Load dependencies and read in the 3 files: Blog, Twitter and News to understand their size, word structure and frequency.
library(readtext)
library(stringr)
library(reshape2)
library(ggplot2)
library(gridExtra)
d <- "D:\\Coursera Data Science\\Data Science Capstone\\final\\en_US\\"
f <- list.files(path = d)
FileInfo <- lapply(f, function(x){
rFile <- paste0(d,x)
fsize <- (file.info(rFile)$size)/(1024*1024)
con <- file(rFile, open = "r")
rLines <- readLines(con)
nChars <- lapply(rLines, nchar)
aveChars <- mean(unlist(nChars))
maxChars <- which.max(nChars)
nWords <- str_count(rLines,pattern = "\\w+")
aveWords <- mean(nWords)
return(c(x, round(fsize,2), length(rLines), maxChars, round(aveChars,2), round(aveWords,2)))
close(con)
})
df <- data.frame(t(sapply(FileInfo,c)))
colnames(df) <- c("File.Name", "Size(MB)", "No.Lines", "Max.Chars", "Ave.Chars", "Ave.Words")
df
## File.Name Size(MB) No.Lines Max.Chars Ave.Chars Ave.Words
## 1 en_US.blogs.txt 200.42 899288 483415 231.7 42.92
## 2 en_US.news.txt 196.28 77259 14556 203 35.67
## 3 en_US.twitter.txt 159.36 2360148 1484357 68.8 13.19
From the table, the 3 file sizes are of almost equal size. We will explore further on the structure of the contents in terms of number of lines, characters and words.
df_melt <- melt(df, id="File.Name")
g <- ggplot(df_melt[df_melt$variable %in% c("No.Lines", "Max.Chars"),]) + aes(x=File.Name, y=as.integer(value), fill=variable) +geom_bar(stat = "identity", position = "dodge")
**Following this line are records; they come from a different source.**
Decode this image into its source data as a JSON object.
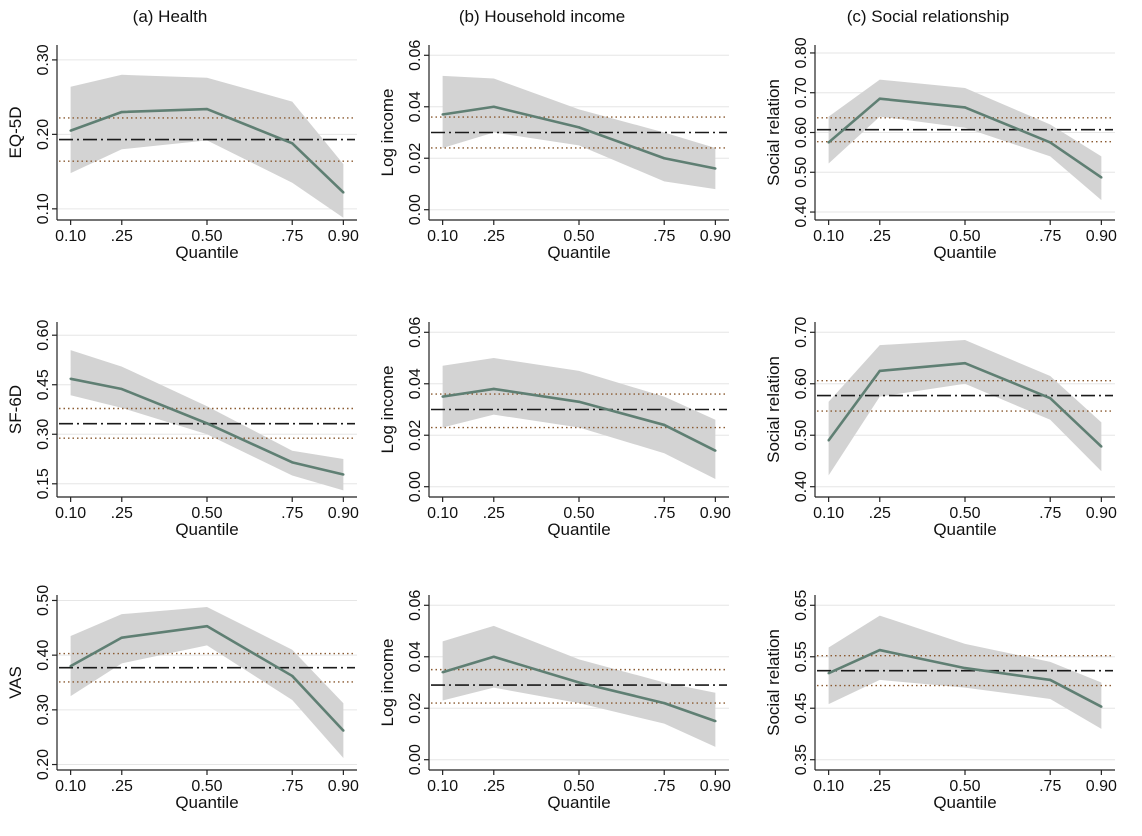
{
  "col_titles": [
    "(a) Health",
    "(b) Household income",
    "(c) Social relationship"
  ],
  "x_tick_labels": [
    "0.10",
    ".25",
    "0.50",
    ".75",
    "0.90"
  ],
  "colors": {
    "estimate_line": "#5f7f73",
    "ci_band": "#d3d3d3",
    "ols_line": "#1a1a1a",
    "ols_ci_line": "#8a5a30",
    "grid": "#e6e6e6",
    "axis": "#222222"
  },
  "chart_data": [
    {
      "type": "line",
      "panel": "row1-col1",
      "xlabel": "Quantile",
      "ylabel": "EQ-5D",
      "x": [
        0.1,
        0.25,
        0.5,
        0.75,
        0.9
      ],
      "yticks": [
        0.1,
        0.2,
        0.3
      ],
      "ytick_labels": [
        "0.10",
        "0.20",
        "0.30"
      ],
      "ylim": [
        0.085,
        0.32
      ],
      "estimate": [
        0.205,
        0.23,
        0.234,
        0.188,
        0.122
      ],
      "ci_lower": [
        0.148,
        0.18,
        0.192,
        0.135,
        0.088
      ],
      "ci_upper": [
        0.264,
        0.28,
        0.276,
        0.244,
        0.16
      ],
      "ols": 0.193,
      "ols_ci": [
        0.164,
        0.222
      ]
    },
    {
      "type": "line",
      "panel": "row1-col2",
      "xlabel": "Quantile",
      "ylabel": "Log income",
      "x": [
        0.1,
        0.25,
        0.5,
        0.75,
        0.9
      ],
      "yticks": [
        0.0,
        0.02,
        0.04,
        0.06
      ],
      "ytick_labels": [
        "0.00",
        "0.02",
        "0.04",
        "0.06"
      ],
      "ylim": [
        -0.004,
        0.064
      ],
      "estimate": [
        0.037,
        0.04,
        0.032,
        0.02,
        0.016
      ],
      "ci_lower": [
        0.024,
        0.03,
        0.025,
        0.011,
        0.008
      ],
      "ci_upper": [
        0.052,
        0.051,
        0.039,
        0.03,
        0.024
      ],
      "ols": 0.03,
      "ols_ci": [
        0.024,
        0.036
      ]
    },
    {
      "type": "line",
      "panel": "row1-col3",
      "xlabel": "Quantile",
      "ylabel": "Social relation",
      "x": [
        0.1,
        0.25,
        0.5,
        0.75,
        0.9
      ],
      "yticks": [
        0.4,
        0.5,
        0.6,
        0.7,
        0.8
      ],
      "ytick_labels": [
        "0.40",
        "0.50",
        "0.60",
        "0.70",
        "0.80"
      ],
      "ylim": [
        0.38,
        0.82
      ],
      "estimate": [
        0.575,
        0.685,
        0.663,
        0.575,
        0.487
      ],
      "ci_lower": [
        0.522,
        0.64,
        0.612,
        0.54,
        0.43
      ],
      "ci_upper": [
        0.64,
        0.733,
        0.712,
        0.62,
        0.54
      ],
      "ols": 0.607,
      "ols_ci": [
        0.577,
        0.637
      ]
    },
    {
      "type": "line",
      "panel": "row2-col1",
      "xlabel": "Quantile",
      "ylabel": "SF-6D",
      "x": [
        0.1,
        0.25,
        0.5,
        0.75,
        0.9
      ],
      "yticks": [
        0.15,
        0.3,
        0.45,
        0.6
      ],
      "ytick_labels": [
        "0.15",
        "0.30",
        "0.45",
        "0.60"
      ],
      "ylim": [
        0.11,
        0.64
      ],
      "estimate": [
        0.468,
        0.437,
        0.333,
        0.215,
        0.178
      ],
      "ci_lower": [
        0.418,
        0.38,
        0.3,
        0.175,
        0.13
      ],
      "ci_upper": [
        0.555,
        0.505,
        0.385,
        0.25,
        0.225
      ],
      "ols": 0.332,
      "ols_ci": [
        0.288,
        0.378
      ]
    },
    {
      "type": "line",
      "panel": "row2-col2",
      "xlabel": "Quantile",
      "ylabel": "Log income",
      "x": [
        0.1,
        0.25,
        0.5,
        0.75,
        0.9
      ],
      "yticks": [
        0.0,
        0.02,
        0.04,
        0.06
      ],
      "ytick_labels": [
        "0.00",
        "0.02",
        "0.04",
        "0.06"
      ],
      "ylim": [
        -0.004,
        0.064
      ],
      "estimate": [
        0.035,
        0.038,
        0.033,
        0.024,
        0.014
      ],
      "ci_lower": [
        0.023,
        0.028,
        0.023,
        0.013,
        0.003
      ],
      "ci_upper": [
        0.047,
        0.05,
        0.045,
        0.035,
        0.026
      ],
      "ols": 0.03,
      "ols_ci": [
        0.023,
        0.036
      ]
    },
    {
      "type": "line",
      "panel": "row2-col3",
      "xlabel": "Quantile",
      "ylabel": "Social relation",
      "x": [
        0.1,
        0.25,
        0.5,
        0.75,
        0.9
      ],
      "yticks": [
        0.4,
        0.5,
        0.6,
        0.7
      ],
      "ytick_labels": [
        "0.40",
        "0.50",
        "0.60",
        "0.70"
      ],
      "ylim": [
        0.38,
        0.72
      ],
      "estimate": [
        0.49,
        0.625,
        0.64,
        0.572,
        0.478
      ],
      "ci_lower": [
        0.422,
        0.575,
        0.6,
        0.53,
        0.43
      ],
      "ci_upper": [
        0.565,
        0.675,
        0.685,
        0.615,
        0.525
      ],
      "ols": 0.577,
      "ols_ci": [
        0.547,
        0.606
      ]
    },
    {
      "type": "line",
      "panel": "row3-col1",
      "xlabel": "Quantile",
      "ylabel": "VAS",
      "x": [
        0.1,
        0.25,
        0.5,
        0.75,
        0.9
      ],
      "yticks": [
        0.2,
        0.3,
        0.4,
        0.5
      ],
      "ytick_labels": [
        "0.20",
        "0.30",
        "0.40",
        "0.50"
      ],
      "ylim": [
        0.19,
        0.51
      ],
      "estimate": [
        0.38,
        0.432,
        0.453,
        0.362,
        0.262
      ],
      "ci_lower": [
        0.325,
        0.385,
        0.418,
        0.318,
        0.212
      ],
      "ci_upper": [
        0.435,
        0.475,
        0.488,
        0.41,
        0.312
      ],
      "ols": 0.377,
      "ols_ci": [
        0.351,
        0.403
      ]
    },
    {
      "type": "line",
      "panel": "row3-col2",
      "xlabel": "Quantile",
      "ylabel": "Log income",
      "x": [
        0.1,
        0.25,
        0.5,
        0.75,
        0.9
      ],
      "yticks": [
        0.0,
        0.02,
        0.04,
        0.06
      ],
      "ytick_labels": [
        "0.00",
        "0.02",
        "0.04",
        "0.06"
      ],
      "ylim": [
        -0.004,
        0.064
      ],
      "estimate": [
        0.034,
        0.04,
        0.03,
        0.022,
        0.015
      ],
      "ci_lower": [
        0.023,
        0.028,
        0.022,
        0.014,
        0.005
      ],
      "ci_upper": [
        0.046,
        0.052,
        0.039,
        0.03,
        0.026
      ],
      "ols": 0.029,
      "ols_ci": [
        0.022,
        0.035
      ]
    },
    {
      "type": "line",
      "panel": "row3-col3",
      "xlabel": "Quantile",
      "ylabel": "Social relation",
      "x": [
        0.1,
        0.25,
        0.5,
        0.75,
        0.9
      ],
      "yticks": [
        0.35,
        0.45,
        0.55,
        0.65
      ],
      "ytick_labels": [
        "0.35",
        "0.45",
        "0.55",
        "0.65"
      ],
      "ylim": [
        0.33,
        0.67
      ],
      "estimate": [
        0.518,
        0.563,
        0.528,
        0.505,
        0.453
      ],
      "ci_lower": [
        0.458,
        0.505,
        0.49,
        0.468,
        0.41
      ],
      "ci_upper": [
        0.568,
        0.63,
        0.575,
        0.54,
        0.5
      ],
      "ols": 0.523,
      "ols_ci": [
        0.494,
        0.552
      ]
    }
  ]
}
g2 <- ggplot(df_melt[df_melt$variable %in% c("Ave.Chars", "Ave.Words"),]) + aes(x=File.Name, y=as.integer(value), fill=variable) +geom_bar(stat = "identity", position = "dodge") + scale_fill_hue(l=30)
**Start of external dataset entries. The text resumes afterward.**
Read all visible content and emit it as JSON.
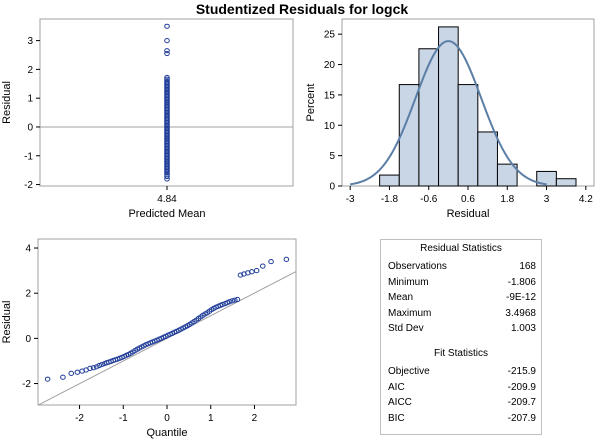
{
  "title": "Studentized Residuals for logck",
  "chart_data": [
    {
      "type": "scatter",
      "id": "residual-vs-predicted",
      "xlabel": "Predicted Mean",
      "ylabel": "Residual",
      "x_ticks": [
        "4.84"
      ],
      "y_ticks": [
        "-2",
        "-1",
        "0",
        "1",
        "2",
        "3"
      ],
      "ylim": [
        -2.05,
        3.75
      ],
      "reference_line_y": 0,
      "x_value": 4.84,
      "y_values": [
        3.4968,
        3.0,
        2.65,
        2.55,
        1.72,
        1.66,
        1.6,
        1.55,
        1.5,
        1.45,
        1.4,
        1.35,
        1.3,
        1.25,
        1.2,
        1.15,
        1.1,
        1.05,
        1.0,
        0.95,
        0.9,
        0.85,
        0.8,
        0.75,
        0.7,
        0.65,
        0.6,
        0.55,
        0.5,
        0.45,
        0.4,
        0.35,
        0.3,
        0.25,
        0.2,
        0.15,
        0.1,
        0.05,
        0.0,
        -0.05,
        -0.1,
        -0.15,
        -0.2,
        -0.25,
        -0.3,
        -0.35,
        -0.4,
        -0.45,
        -0.5,
        -0.55,
        -0.6,
        -0.65,
        -0.7,
        -0.75,
        -0.8,
        -0.85,
        -0.9,
        -0.95,
        -1.0,
        -1.05,
        -1.1,
        -1.15,
        -1.2,
        -1.25,
        -1.3,
        -1.35,
        -1.4,
        -1.45,
        -1.5,
        -1.55,
        -1.6,
        -1.66,
        -1.72,
        -1.806
      ],
      "marker_color": "#1f3c99"
    },
    {
      "type": "bar",
      "id": "residual-histogram",
      "xlabel": "Residual",
      "ylabel": "Percent",
      "x_ticks": [
        "-3",
        "-1.8",
        "-0.6",
        "0.6",
        "1.8",
        "3",
        "4.2"
      ],
      "x_tick_values": [
        -3,
        -1.8,
        -0.6,
        0.6,
        1.8,
        3,
        4.2
      ],
      "y_ticks": [
        "0",
        "5",
        "10",
        "15",
        "20",
        "25"
      ],
      "ylim": [
        0,
        27.5
      ],
      "xlim": [
        -3.25,
        4.45
      ],
      "bin_width": 0.6,
      "bin_starts": [
        -2.1,
        -1.5,
        -0.9,
        -0.3,
        0.3,
        0.9,
        1.5,
        2.1,
        2.7,
        3.3
      ],
      "values": [
        1.8,
        16.7,
        22.6,
        26.2,
        16.7,
        8.9,
        3.6,
        0.0,
        2.4,
        1.2
      ],
      "density_curve": {
        "type": "normal",
        "mean": 0.0,
        "std": 1.003,
        "color": "#5b7ea6"
      },
      "bar_fill": "#c9d6e6",
      "bar_stroke": "#000000"
    },
    {
      "type": "scatter",
      "id": "qq-plot",
      "xlabel": "Quantile",
      "ylabel": "Residual",
      "x_ticks": [
        "-2",
        "-1",
        "0",
        "1",
        "2"
      ],
      "y_ticks": [
        "-2",
        "0",
        "2",
        "4"
      ],
      "xlim": [
        -2.95,
        2.95
      ],
      "ylim": [
        -2.95,
        4.4
      ],
      "reference_line": {
        "intercept": 0.0,
        "slope": 1.003,
        "color": "#a0a0a0"
      },
      "x": [
        -2.73,
        -2.38,
        -2.19,
        -2.05,
        -1.94,
        -1.85,
        -1.76,
        -1.68,
        -1.61,
        -1.55,
        -1.49,
        -1.43,
        -1.38,
        -1.33,
        -1.28,
        -1.23,
        -1.18,
        -1.13,
        -1.08,
        -1.03,
        -0.98,
        -0.93,
        -0.88,
        -0.83,
        -0.78,
        -0.73,
        -0.68,
        -0.63,
        -0.58,
        -0.53,
        -0.48,
        -0.43,
        -0.38,
        -0.33,
        -0.28,
        -0.23,
        -0.18,
        -0.13,
        -0.08,
        -0.03,
        0.02,
        0.07,
        0.12,
        0.17,
        0.22,
        0.27,
        0.32,
        0.37,
        0.42,
        0.47,
        0.52,
        0.57,
        0.62,
        0.67,
        0.72,
        0.77,
        0.82,
        0.87,
        0.92,
        0.97,
        1.02,
        1.07,
        1.12,
        1.17,
        1.22,
        1.27,
        1.33,
        1.38,
        1.43,
        1.49,
        1.55,
        1.61,
        1.68,
        1.76,
        1.85,
        1.94,
        2.05,
        2.19,
        2.38,
        2.73
      ],
      "y": [
        -1.806,
        -1.72,
        -1.55,
        -1.5,
        -1.45,
        -1.4,
        -1.33,
        -1.3,
        -1.26,
        -1.2,
        -1.16,
        -1.12,
        -1.08,
        -1.05,
        -1.02,
        -0.98,
        -0.95,
        -0.92,
        -0.88,
        -0.84,
        -0.8,
        -0.75,
        -0.71,
        -0.66,
        -0.6,
        -0.54,
        -0.48,
        -0.43,
        -0.38,
        -0.33,
        -0.28,
        -0.24,
        -0.2,
        -0.16,
        -0.12,
        -0.08,
        -0.04,
        0.0,
        0.05,
        0.09,
        0.14,
        0.18,
        0.22,
        0.27,
        0.31,
        0.36,
        0.41,
        0.46,
        0.51,
        0.56,
        0.62,
        0.68,
        0.74,
        0.81,
        0.88,
        0.95,
        1.02,
        1.08,
        1.13,
        1.2,
        1.27,
        1.33,
        1.38,
        1.42,
        1.46,
        1.5,
        1.54,
        1.58,
        1.62,
        1.66,
        1.69,
        1.72,
        2.8,
        2.85,
        2.9,
        2.95,
        3.0,
        3.2,
        3.4,
        3.4968
      ],
      "marker_color": "#1f3c99"
    }
  ],
  "residual_stats": {
    "heading": "Residual Statistics",
    "rows": [
      {
        "label": "Observations",
        "value": "168"
      },
      {
        "label": "Minimum",
        "value": "-1.806"
      },
      {
        "label": "Mean",
        "value": "-9E-12"
      },
      {
        "label": "Maximum",
        "value": "3.4968"
      },
      {
        "label": "Std Dev",
        "value": "1.003"
      }
    ]
  },
  "fit_stats": {
    "heading": "Fit Statistics",
    "rows": [
      {
        "label": "Objective",
        "value": "-215.9"
      },
      {
        "label": "AIC",
        "value": "-209.9"
      },
      {
        "label": "AICC",
        "value": "-209.7"
      },
      {
        "label": "BIC",
        "value": "-207.9"
      }
    ]
  }
}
grid.arrange(g, g2, nrow=1)
The figure on the left shows the number of lines and the maximum characters of the 3 files. We can see that Twitter contains the most lines. This is expected as Twitter is short 140-280 characters per input. Whereas News contains more words per line or paragraphs.
The figure on the right shows the average characters and words per content type. Bogs and News has simliar characteristics whereas Twitter contains shorter words.
We can conclude that Blogs and News share many common characteristics whereas Twitter is the odd one amongst the 3. Do we want to include Twitter in building our prediction model?
I would go with yes. Because if we build it with only Blogs and News, it would skew towards a certain way of writing. Since we are not building an app for a particular kind of user, we would have to include other ways of writing that more informal and short in nature.